6.6/10
Senior Film Conservator

A definitive 6.6/10 rating for a film that redefined the boundaries of cult cinema. Parole Girl remains a cornerstone of transgressive art.
Parole Girl is a weird little 1933 melodrama that is absolutely worth your hour if you love watching people make terrible life choices. It is perfect for anyone who misses the days when movies were only 67 minutes long and moved like a freight train. 🍿
If you can't stand old pre-code logic where a woman marries her worst enemy just to mess with his head, you will probably hate this. But for the rest of us, it is a blast.
Mae Clarke plays Sylvia, a young woman who gets caught up in a silly department store scam. She is not even the mastermind, but Ralph Bellamy's character is super smug and insists on prosecuting her anyway.
Clarke is just great here. She has this tired, sharp look in her eyes that makes you believe she actually spent a year in a miserable cell.
When she gets out on parole, she decides her only goal in life is to completely ruin this guy. And how does she do this? By making him fall in love with her and marrying him under a fake name.

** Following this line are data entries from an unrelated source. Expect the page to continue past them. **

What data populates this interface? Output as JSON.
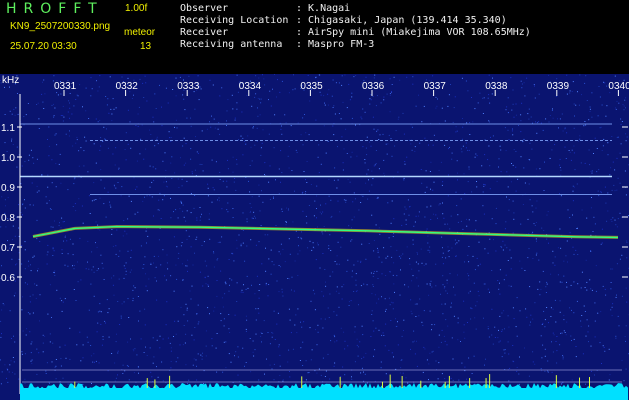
{
  "app": {
    "title": "HROFFT",
    "version": "1.00f",
    "filename": "KN9_2507200330.png",
    "mode_label": "meteor",
    "count": "13",
    "datetime": "25.07.20 03:30"
  },
  "info": [
    {
      "label": "Observer",
      "value": ": K.Nagai"
    },
    {
      "label": "Receiving Location",
      "value": ": Chigasaki, Japan (139.414 35.340)"
    },
    {
      "label": "Receiver",
      "value": ": AirSpy mini (Miakejima VOR 108.65MHz)"
    },
    {
      "label": "Receiving antenna",
      "value": ": Maspro FM-3"
    }
  ],
  "plot": {
    "y_unit": "kHz",
    "time_ticks": [
      "0331",
      "0332",
      "0333",
      "0334",
      "0335",
      "0336",
      "0337",
      "0338",
      "0339",
      "0340"
    ],
    "freq_ticks": [
      "1.1",
      "1.0",
      "0.9",
      "0.8",
      "0.7",
      "0.6"
    ],
    "freq_values": [
      1.1,
      1.0,
      0.9,
      0.8,
      0.7,
      0.6
    ],
    "carrier_lines_khz": [
      1.11,
      1.055,
      0.935,
      0.875
    ],
    "meteor_trail_khz": [
      0.735,
      0.762,
      0.768,
      0.767,
      0.766,
      0.763,
      0.76,
      0.757,
      0.754,
      0.75,
      0.746,
      0.742,
      0.738,
      0.734,
      0.732
    ],
    "background_color": "#0a1470",
    "accent_color": "#00e0ff"
  }
}
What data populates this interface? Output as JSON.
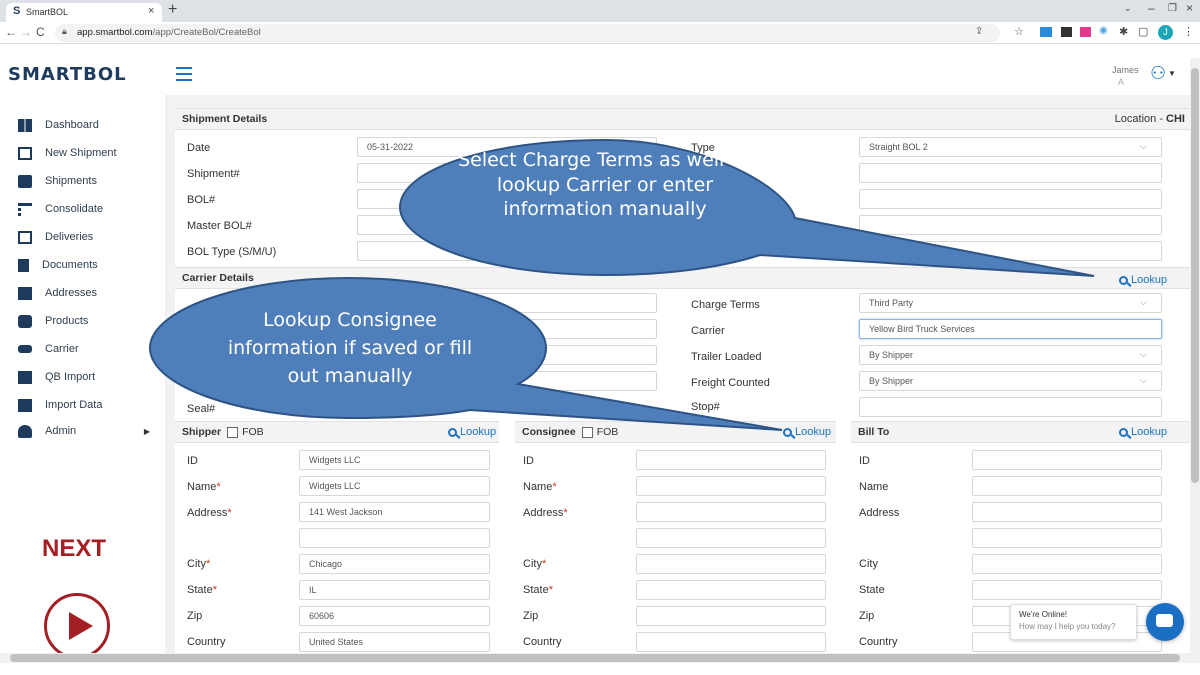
{
  "browser": {
    "tab_title": "SmartBOL",
    "url_domain": "app.smartbol.com",
    "url_path": "/app/CreateBol/CreateBol",
    "profile_initial": "J"
  },
  "app": {
    "logo": "SMARTBOL",
    "user_name": "James",
    "user_initial": "A"
  },
  "sidebar": {
    "items": [
      {
        "label": "Dashboard",
        "icon": "dashboard-icon"
      },
      {
        "label": "New Shipment",
        "icon": "edit-icon"
      },
      {
        "label": "Shipments",
        "icon": "truck-icon"
      },
      {
        "label": "Consolidate",
        "icon": "sitemap-icon"
      },
      {
        "label": "Deliveries",
        "icon": "calendar-icon"
      },
      {
        "label": "Documents",
        "icon": "document-icon"
      },
      {
        "label": "Addresses",
        "icon": "address-book-icon"
      },
      {
        "label": "Products",
        "icon": "box-icon"
      },
      {
        "label": "Carrier",
        "icon": "truck-icon"
      },
      {
        "label": "QB Import",
        "icon": "import-icon"
      },
      {
        "label": "Import Data",
        "icon": "import-icon"
      },
      {
        "label": "Admin",
        "icon": "users-icon"
      }
    ],
    "next_label": "NEXT"
  },
  "shipment": {
    "header": "Shipment Details",
    "location_label": "Location - ",
    "location_value": "CHI",
    "date_label": "Date",
    "date_value": "05-31-2022",
    "shipment_no_label": "Shipment#",
    "bol_label": "BOL#",
    "master_bol_label": "Master BOL#",
    "bol_type_label": "BOL Type (S/M/U)",
    "type_label": "Type",
    "type_value": "Straight BOL 2"
  },
  "carrier": {
    "header": "Carrier Details",
    "lookup": "Lookup",
    "charge_terms_label": "Charge Terms",
    "charge_terms_value": "Third Party",
    "carrier_label": "Carrier",
    "carrier_value": "Yellow Bird Truck Services",
    "trailer_loaded_label": "Trailer Loaded",
    "trailer_loaded_value": "By Shipper",
    "freight_counted_label": "Freight Counted",
    "freight_counted_value": "By Shipper",
    "seal_label": "Seal#",
    "stop_label": "Stop#"
  },
  "parties": {
    "lookup": "Lookup",
    "fob": "FOB",
    "shipper": {
      "title": "Shipper",
      "id_label": "ID",
      "id_value": "Widgets LLC",
      "name_label": "Name",
      "name_value": "Widgets LLC",
      "address_label": "Address",
      "address_value": "141 West Jackson",
      "city_label": "City",
      "city_value": "Chicago",
      "state_label": "State",
      "state_value": "IL",
      "zip_label": "Zip",
      "zip_value": "60606",
      "country_label": "Country",
      "country_value": "United States"
    },
    "consignee": {
      "title": "Consignee",
      "id_label": "ID",
      "name_label": "Name",
      "address_label": "Address",
      "city_label": "City",
      "state_label": "State",
      "zip_label": "Zip",
      "country_label": "Country"
    },
    "billto": {
      "title": "Bill To",
      "id_label": "ID",
      "name_label": "Name",
      "address_label": "Address",
      "city_label": "City",
      "state_label": "State",
      "zip_label": "Zip",
      "country_label": "Country"
    }
  },
  "callouts": {
    "charge_terms": "Select Charge Terms as well as lookup Carrier or enter information manually",
    "consignee": "Lookup Consignee information if saved or fill out manually"
  },
  "chat": {
    "line1": "We're Online!",
    "line2": "How may I help you today?"
  },
  "colors": {
    "callout": "#4f7fba",
    "callout_border": "#2e5486",
    "next": "#a31f24",
    "lookup": "#1b73c3",
    "chat": "#1a6fc2"
  }
}
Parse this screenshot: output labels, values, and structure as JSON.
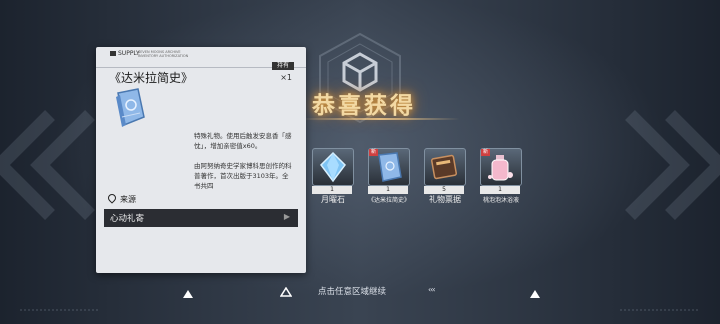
{
  "title": "恭喜获得",
  "item_card": {
    "supply_label": "SUPPLY",
    "fine_print": "SEVEN MOONS ARCHIVE INVENTORY AUTHORIZATION",
    "owned_badge": "持有",
    "name": "《达米拉简史》",
    "quantity": "×1",
    "description": "特殊礼物。使用后触发安息香「感忱」，增加亲密值x60。",
    "lore": "由阿努纳奇史学家博科思创作的科普著作，首次出版于3103年。全书共四",
    "source_label": "来源",
    "source_item": "心动礼寄"
  },
  "rewards": [
    {
      "label": "月曜石",
      "count": "1",
      "new": false,
      "icon": "crystal-icon"
    },
    {
      "label": "《达米拉简史》",
      "count": "1",
      "new": true,
      "new_text": "新",
      "icon": "book-icon"
    },
    {
      "label": "礼物票据",
      "count": "5",
      "new": false,
      "icon": "ticket-icon"
    },
    {
      "label": "桃泡泡沐浴液",
      "count": "1",
      "new": true,
      "new_text": "新",
      "icon": "bottle-icon"
    }
  ],
  "bottom_hint": "点击任意区域继续",
  "skip_symbol": "‹‹‹",
  "colors": {
    "title_gold": "#f3d9a3",
    "card_bg": "#e6e8ec",
    "source_row": "#2b2d33"
  }
}
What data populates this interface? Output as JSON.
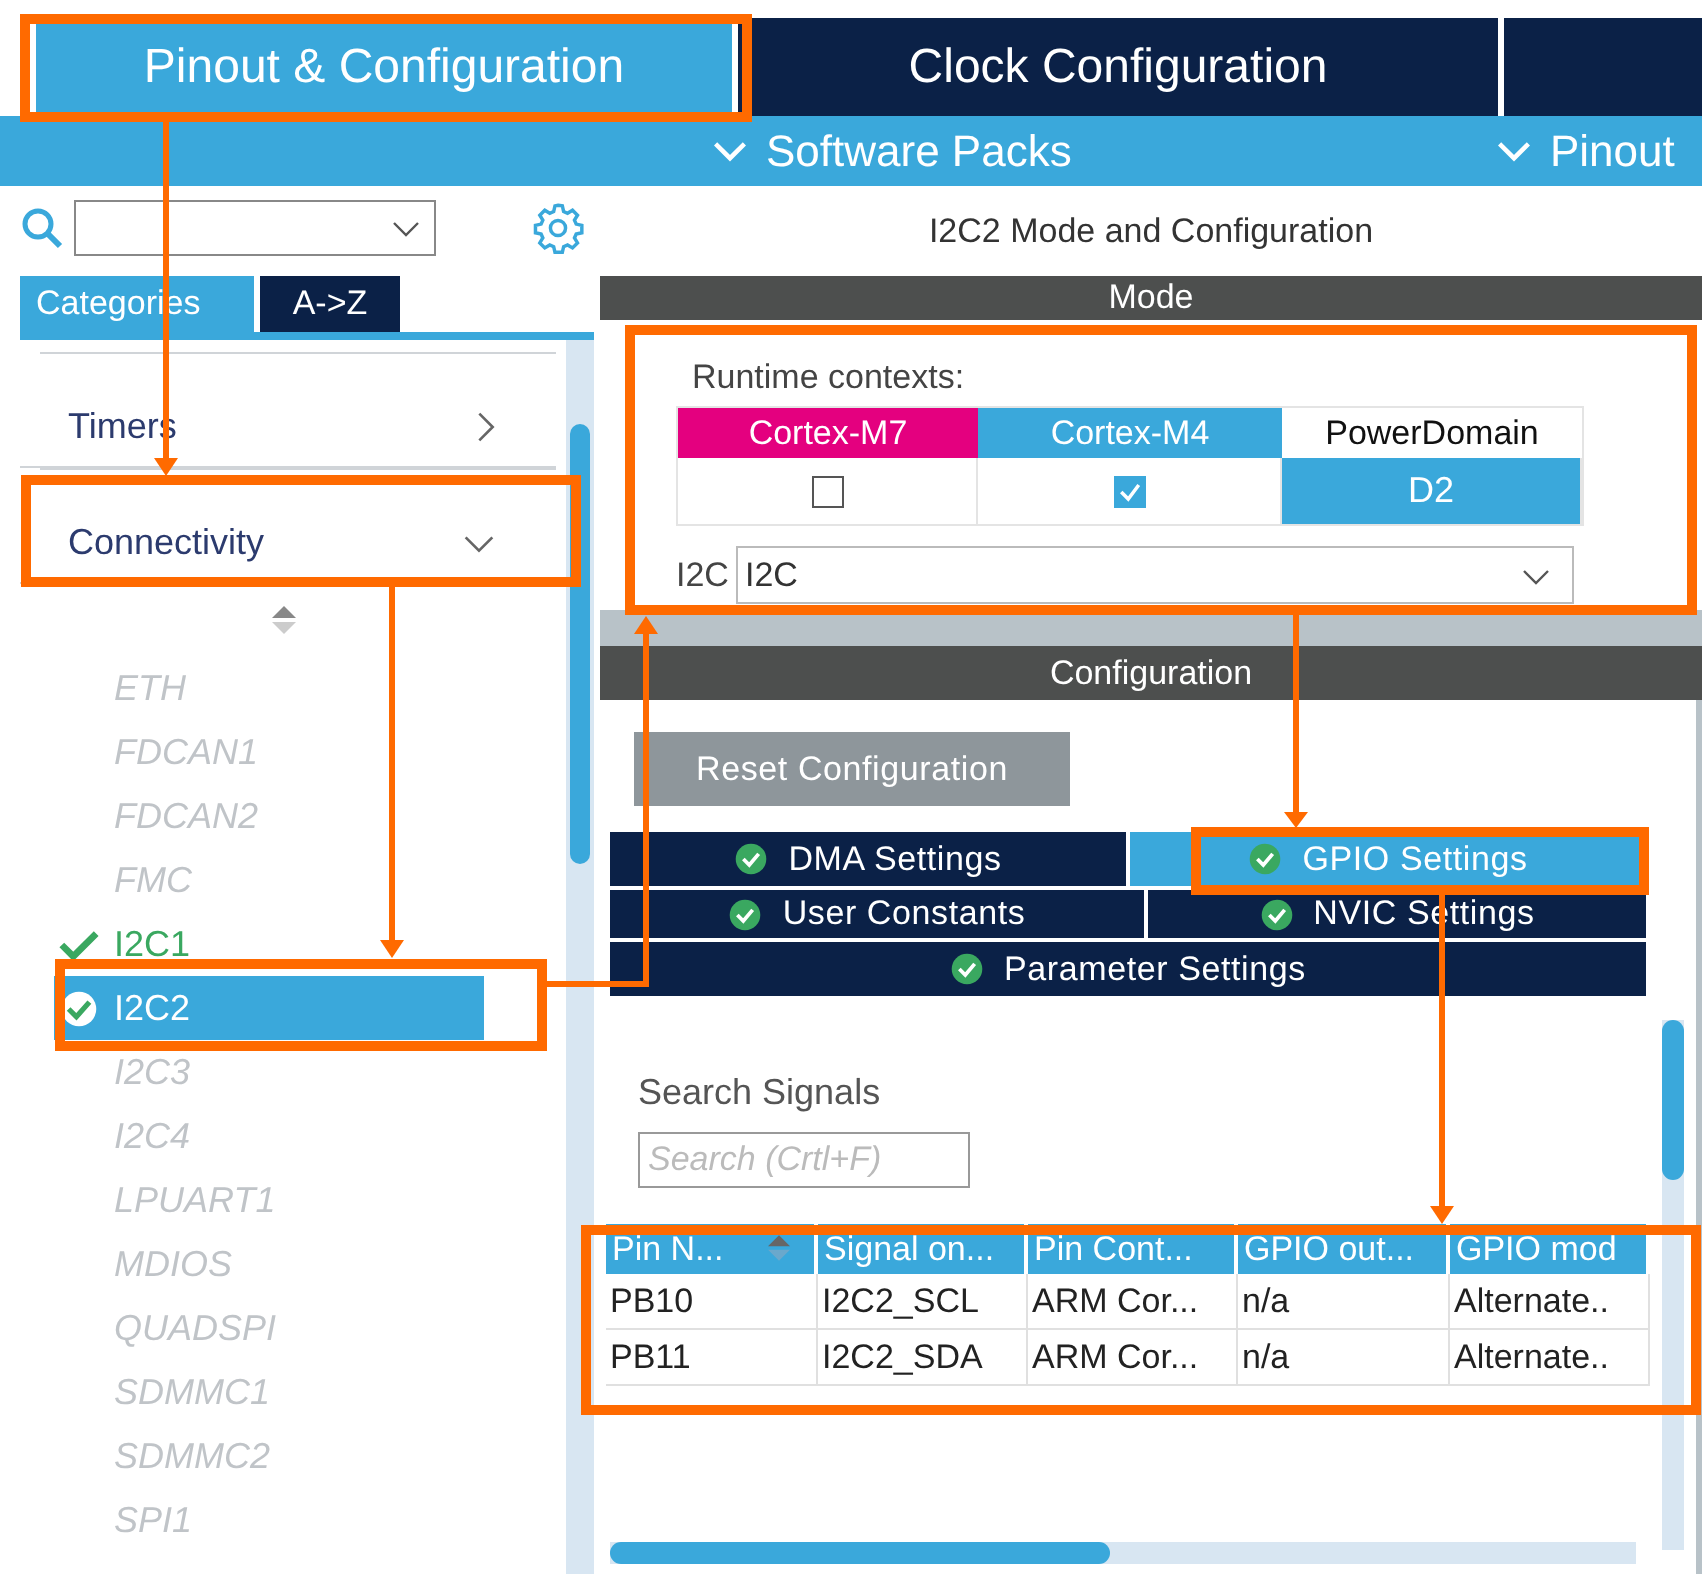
{
  "top_tabs": [
    {
      "label": "Pinout & Configuration",
      "selected": true
    },
    {
      "label": "Clock Configuration",
      "selected": false
    },
    {
      "selected": false
    }
  ],
  "menu_bar": [
    {
      "label": "Software Packs"
    },
    {
      "label": "Pinout"
    }
  ],
  "left_panel": {
    "view_tabs": [
      {
        "label": "Categories",
        "selected": true
      },
      {
        "label": "A->Z",
        "selected": false
      }
    ],
    "categories": [
      {
        "label": "Timers",
        "expanded": false
      },
      {
        "label": "Connectivity",
        "expanded": true,
        "children": [
          {
            "label": "ETH",
            "configured": false,
            "selected": false
          },
          {
            "label": "FDCAN1",
            "configured": false,
            "selected": false
          },
          {
            "label": "FDCAN2",
            "configured": false,
            "selected": false
          },
          {
            "label": "FMC",
            "configured": false,
            "selected": false
          },
          {
            "label": "I2C1",
            "configured": true,
            "selected": false
          },
          {
            "label": "I2C2",
            "configured": true,
            "selected": true
          },
          {
            "label": "I2C3",
            "configured": false,
            "selected": false
          },
          {
            "label": "I2C4",
            "configured": false,
            "selected": false
          },
          {
            "label": "LPUART1",
            "configured": false,
            "selected": false
          },
          {
            "label": "MDIOS",
            "configured": false,
            "selected": false
          },
          {
            "label": "QUADSPI",
            "configured": false,
            "selected": false
          },
          {
            "label": "SDMMC1",
            "configured": false,
            "selected": false
          },
          {
            "label": "SDMMC2",
            "configured": false,
            "selected": false
          },
          {
            "label": "SPI1",
            "configured": false,
            "selected": false
          }
        ]
      }
    ]
  },
  "right_panel": {
    "title": "I2C2 Mode and Configuration",
    "mode_header": "Mode",
    "runtime_label": "Runtime contexts:",
    "contexts": [
      {
        "label": "Cortex-M7",
        "kind": "checkbox",
        "color": "#e4007f",
        "checked": false
      },
      {
        "label": "Cortex-M4",
        "kind": "checkbox",
        "color": "#3aa8db",
        "checked": true
      },
      {
        "label": "PowerDomain",
        "kind": "value",
        "value": "D2"
      }
    ],
    "mode_field": {
      "label": "I2C",
      "value": "I2C"
    },
    "config_header": "Configuration",
    "reset_button": {
      "label": "Reset Configuration",
      "disabled": true
    },
    "settings_tabs": [
      [
        {
          "label": "DMA Settings",
          "configured": true,
          "selected": false
        },
        {
          "label": "GPIO Settings",
          "configured": true,
          "selected": true
        }
      ],
      [
        {
          "label": "User Constants",
          "configured": true,
          "selected": false
        },
        {
          "label": "NVIC Settings",
          "configured": true,
          "selected": false
        }
      ],
      [
        {
          "label": "Parameter Settings",
          "configured": true,
          "selected": false
        }
      ]
    ],
    "search_label": "Search Signals",
    "search": {
      "placeholder": "Search (Crtl+F)"
    },
    "table": {
      "columns": [
        "Pin N...",
        "Signal on...",
        "Pin Cont...",
        "GPIO out...",
        "GPIO mod"
      ],
      "rows": [
        [
          "PB10",
          "I2C2_SCL",
          "ARM Cor...",
          "n/a",
          "Alternate.."
        ],
        [
          "PB11",
          "I2C2_SDA",
          "ARM Cor...",
          "n/a",
          "Alternate.."
        ]
      ]
    }
  }
}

It is so incredibly petty. I love it.
The plot has so many holes you could throw a cat through them, but the movie does not care. It just zips along from one ridiculous situation to the next.
There is a scene early on where Mae Clarke is trying to hide some stolen goods, and the way she fumbles with her purse are so awkward it feels totally unscripted. Like, she almost drops her gloves and just rolls with it.
Ralph Bellamy plays his usual role of "nice guy who is actually a bit of a blockhead." You almost feel bad for how easily he gets played, but then you remember he was a jerk first.
His apartment in this film is hilarious. It looks like a giant, empty hotel lobby with about three chairs scattered around.
At one point, Marie Prevost shows up as a cynical friend, and she honestly steals every single scene she is in. She has this tired, wisecracking energy that makes you wish the whole movie was about her instead.
Some of the dialogue is incredibly sharp, probably because Norman Krasna wrote it. But other times, characters just explain their entire plan out loud to an empty room 😅
It reminds me of those other cheap melodramas of the era, like Defying the Law, where the legal system is basically just a giant plot device to get people mad at each other.
The ending is... well, it is a pre-code movie, so they have to wrap up a massive web of lies and blackmail in about three minutes. It gets very silly, very fast.
But hey, it is short, it is snappy, and Mae Clarke gets to be wonderfully mean for at least forty minutes. That is more than enough for a lazy afternoon.